UNTURTLED #4

Isabelle-Schad

Presented in Association with The Goethe-Institut
A performance with ISABELLE SCHAD and LAURENT GOLDRING
UNTURTLED #4

In their performance series UNTURTLED, Berlin­ based choreographer/dancer, ISABELLE SCHAD, and Paris based visual artist, LAUREN GOLDRING, explore the relationship between body and image. The costume is considered a transitional object: a prosthesis of the missing last layer of the body, and simultaneously the first encompassing external space. The costume as organ enables an exploration of the body and the space around it.

In UNTURTLED #4, the body is un­turtled from its shell; from its protective shield against the outside world, liberating it simultaneously from the often stereotyped body images we force onto it. The dancer uses oversized black stretch­pants to reveal and hide, display and transform body parts in an unexpected way – the body itself ultimately becomes a moving sculpture, sometimes vanishing behind a dark membrane and then returning in an unexpected way and place. It appears almost as if the clothes are moving by themselves; in elongations, expansions and contractions, condensations and tightenings produced by the puffs of the blouse, which seemingly take away the body’s own movement impulses. The clothes become a second layer of skin and act like an independent being.

During their duo Unturtled #4 L. Goldring performs a talk on the conceptual resonances of the work.

LAURENT GOLDRING was born in Paris in 1957 and studied at the Ecole Normale Supérieure, Paris (Philosophy) as well as at the City College of New York. Today he works as a visual artist (video, photo, drawing, sculpture). His work demonstrates that the body has very rarely been shown and seen apart from very specific codes. Laurent Goldring has worked with many choreographers such as Saskia Holbling, Sandrine Buring, Donata d’Urso, Xavier Le Roy and Isabelle Schad.

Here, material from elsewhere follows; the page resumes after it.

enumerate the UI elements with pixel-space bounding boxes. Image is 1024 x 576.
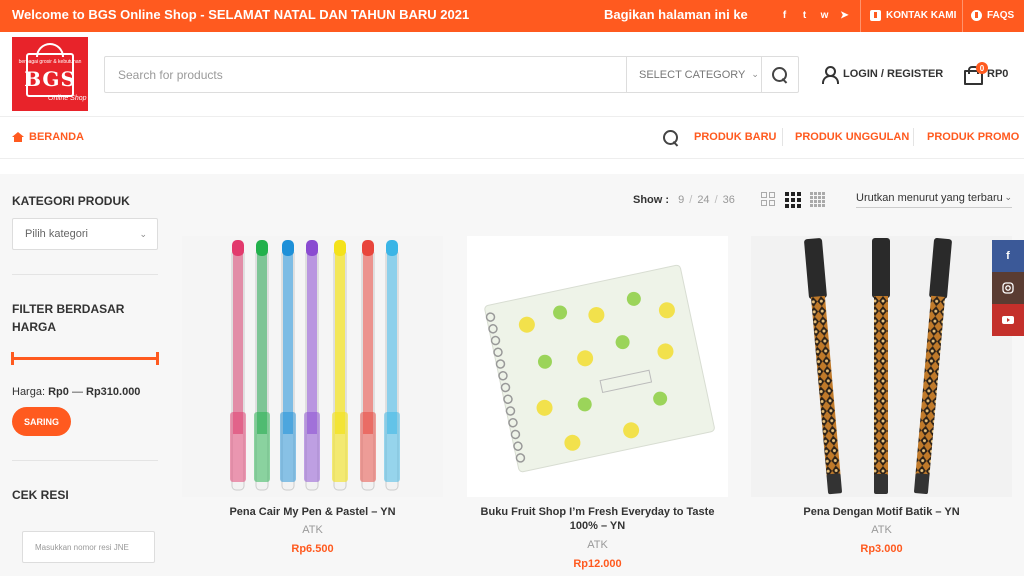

ISABELLE SCHAD is a choreographer and dancer/performer. She studied Classical Dance in Stuttgart. Since 1999 she has produced a number of international events. Her main focus has been: The body and its materiality, the body as process, place and space, origins of movement deriving from the body and its (embryological) developments, relations between body, movement, choreography, image, (re)presentation, form and experience, somatic practices like Body­Mind­Centering, practice as site for learning process, community (implied in the practice), political engagement.